Dans un arrêt du 5 novembre 2001 (Cass., 5 nov. 2001, J.T.T., 2003, p. 77), elle réaffirma que le tribunal du travail n’est pas compétent pour connaître d’une demande fondée sur une police d’assurance de droit commun couvrant un risque d’accident, même si cette police accorde les mêmes avantages que ceux qui découlent de la législation en matière d’accident du travail.

Cependant, dans un arrêt ultérieur du 26 juin 2008 (Cass., 26 juin 2008, R.G. n° S.04.0134.N), la Cour de cassation a posé à la Cour constitutionnelle une question préjudicielle, portant sur l’article 579, 1° du Code judiciaire : celui-ci viole-t-il les principes d’égalité et de non-discrimination garantis par la Constitution coordonnée en ses articles 10 et 11 s’il est interprété en ce sens que les juridictions du travail peuvent uniquement connaître des demandes relatives à la réparation des dommages résultant des accidents du travail et des accidents sur le chemin du travail en application de la législation sur les accidents du travail et ne peuvent donc connaître des litiges en matière d’application d’une assurance contre les accidents qui doit être conclue avec un assureur en vertu de la loi et doit offrir le mêmes garanties que celles qui sont prévues par la loi du 10 avril 1971 sur les accidents du travail ? Il s’agissait en l’espèce de la situation d’un stagiaire en formation. Dans un arrêt du 4 juin 2009 (n° 94/2009), la Cour constitutionnelle a répondu qu’il y avait violation desdits articles, dans l’interprétation selon laquelle les juridictions du travail n’étaient pas compétentes.

La Cour du travail relève encore que l’article 579 a été modifié, par l’inclusion d’un 5°, visant la demande en réparation de dommages résultant d’un fait décrit au 1° (accident du travail, accident sur le chemin du travail ou maladie professionnelle) fondée sur une police d’assurance de droit commun conclue avec l’Office national de l’emploi au profit des stagiaires en formation professionnelle.
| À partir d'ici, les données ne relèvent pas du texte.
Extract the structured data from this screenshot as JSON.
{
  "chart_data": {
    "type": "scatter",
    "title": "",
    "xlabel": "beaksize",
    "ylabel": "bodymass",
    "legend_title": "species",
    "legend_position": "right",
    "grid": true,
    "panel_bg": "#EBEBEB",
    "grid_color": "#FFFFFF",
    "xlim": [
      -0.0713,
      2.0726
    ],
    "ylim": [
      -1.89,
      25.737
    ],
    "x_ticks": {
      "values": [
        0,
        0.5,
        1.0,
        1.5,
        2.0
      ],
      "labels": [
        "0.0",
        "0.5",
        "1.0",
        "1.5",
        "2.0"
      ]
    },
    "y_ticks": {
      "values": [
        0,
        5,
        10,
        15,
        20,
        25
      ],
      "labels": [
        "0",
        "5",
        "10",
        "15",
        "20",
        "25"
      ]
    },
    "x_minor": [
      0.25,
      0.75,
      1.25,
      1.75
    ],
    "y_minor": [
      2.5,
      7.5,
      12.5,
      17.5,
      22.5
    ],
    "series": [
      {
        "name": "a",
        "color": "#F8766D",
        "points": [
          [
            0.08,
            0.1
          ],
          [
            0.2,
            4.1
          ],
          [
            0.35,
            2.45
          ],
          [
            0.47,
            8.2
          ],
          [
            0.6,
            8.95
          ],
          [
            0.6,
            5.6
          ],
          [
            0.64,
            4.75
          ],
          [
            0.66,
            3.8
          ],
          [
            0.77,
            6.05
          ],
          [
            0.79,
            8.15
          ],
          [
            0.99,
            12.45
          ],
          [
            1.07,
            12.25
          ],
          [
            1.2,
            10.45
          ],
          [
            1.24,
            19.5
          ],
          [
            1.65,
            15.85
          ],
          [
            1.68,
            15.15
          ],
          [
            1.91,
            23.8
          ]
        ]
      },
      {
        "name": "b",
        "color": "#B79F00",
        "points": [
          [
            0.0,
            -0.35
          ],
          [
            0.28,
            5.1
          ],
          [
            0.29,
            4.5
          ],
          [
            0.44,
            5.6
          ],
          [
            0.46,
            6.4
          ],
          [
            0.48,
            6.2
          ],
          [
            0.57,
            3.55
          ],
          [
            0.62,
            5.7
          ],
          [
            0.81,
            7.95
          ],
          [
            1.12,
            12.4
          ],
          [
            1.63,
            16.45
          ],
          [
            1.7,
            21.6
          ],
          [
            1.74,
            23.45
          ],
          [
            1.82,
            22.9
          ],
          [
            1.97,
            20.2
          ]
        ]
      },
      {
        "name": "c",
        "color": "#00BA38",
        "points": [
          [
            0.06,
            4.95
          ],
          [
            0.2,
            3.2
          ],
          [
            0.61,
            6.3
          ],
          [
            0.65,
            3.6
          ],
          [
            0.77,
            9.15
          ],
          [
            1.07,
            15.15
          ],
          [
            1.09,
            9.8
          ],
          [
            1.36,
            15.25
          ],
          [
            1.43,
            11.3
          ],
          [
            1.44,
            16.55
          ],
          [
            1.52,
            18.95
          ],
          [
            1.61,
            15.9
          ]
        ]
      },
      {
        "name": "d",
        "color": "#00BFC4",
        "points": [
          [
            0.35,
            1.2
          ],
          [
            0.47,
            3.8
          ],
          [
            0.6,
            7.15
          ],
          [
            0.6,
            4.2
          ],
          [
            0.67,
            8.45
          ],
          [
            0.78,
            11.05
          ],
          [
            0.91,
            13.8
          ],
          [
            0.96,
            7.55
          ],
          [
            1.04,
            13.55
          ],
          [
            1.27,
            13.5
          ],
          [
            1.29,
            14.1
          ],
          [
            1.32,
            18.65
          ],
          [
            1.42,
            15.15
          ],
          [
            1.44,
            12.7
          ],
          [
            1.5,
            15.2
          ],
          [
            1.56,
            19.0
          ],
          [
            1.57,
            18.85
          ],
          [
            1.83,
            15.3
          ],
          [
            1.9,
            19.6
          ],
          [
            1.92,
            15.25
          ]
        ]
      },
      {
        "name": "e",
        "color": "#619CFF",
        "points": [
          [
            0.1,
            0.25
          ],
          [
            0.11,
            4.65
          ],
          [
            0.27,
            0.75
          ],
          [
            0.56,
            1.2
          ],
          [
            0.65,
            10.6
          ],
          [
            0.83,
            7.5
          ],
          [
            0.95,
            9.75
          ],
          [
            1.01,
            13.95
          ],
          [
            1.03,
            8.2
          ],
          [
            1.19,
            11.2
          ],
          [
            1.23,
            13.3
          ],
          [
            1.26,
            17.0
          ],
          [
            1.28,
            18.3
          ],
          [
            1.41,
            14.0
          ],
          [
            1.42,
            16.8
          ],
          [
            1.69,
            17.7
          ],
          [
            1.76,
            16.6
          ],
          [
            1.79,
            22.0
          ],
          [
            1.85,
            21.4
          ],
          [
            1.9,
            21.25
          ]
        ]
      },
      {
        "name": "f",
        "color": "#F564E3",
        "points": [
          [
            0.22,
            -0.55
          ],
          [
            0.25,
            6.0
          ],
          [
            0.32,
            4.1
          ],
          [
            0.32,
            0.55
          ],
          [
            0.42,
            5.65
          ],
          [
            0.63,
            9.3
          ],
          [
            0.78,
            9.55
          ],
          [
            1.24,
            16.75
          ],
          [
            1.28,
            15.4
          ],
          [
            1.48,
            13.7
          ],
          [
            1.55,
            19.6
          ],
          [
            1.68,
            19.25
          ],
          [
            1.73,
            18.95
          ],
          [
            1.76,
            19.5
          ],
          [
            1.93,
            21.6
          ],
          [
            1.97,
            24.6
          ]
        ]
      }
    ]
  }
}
Cette modification du Code judiciaire, introduite par la loi du 13 décembre 2005 (Loi modifiant les articles 81, 104, 569, 578, 580, 583 et 1395 du Code judiciaire, M.B. 21 déc. 2005) ne vise que les stagiaires en formation professionnelle qui bénéficient d’une’ assurance de droit commun conclue avec l’ONEm.

La Cour du travail fait dès lors sienne la conclusion de la Cour constitutionnelle et, rappelant les effets de sa jurisprudence tels que dégagés par la Cour de Cassation (Cass. 22 févr. 2005, P.04.1345.N., Pas., p. 430) rejette l’argument selon lequel les juridictions du travail ne seraient pas compétentes.

Intérêt de la décision

La Cour du travail relève dans son arrêt qu’elle n’est pas saisie du statut des pompiers volontaires, en particulier pour ce qui concerne la couverture des risques professionnels mais uniquement de la compétence des juridictions du travail pour les accidents survenant à ceux-ci, compétence tirée de l’article 579, 1° du Code judiciaire. Elle applique la jurisprudence de la Cour constitutionnelle dégagée en matière de stagiaires en formation professionnelle.

L’on peut également préciser que l’arrêt de la Cour de cassation du 26 juin 2008 visait un stagiaire participant à une formation professionnelle individuelle organisée dans le cadre de l’arrêté de l’Exécutif flamand du 21 décembre 1988 portant organisation de l’Office flamand de l’emploi et de la formation professionnelle.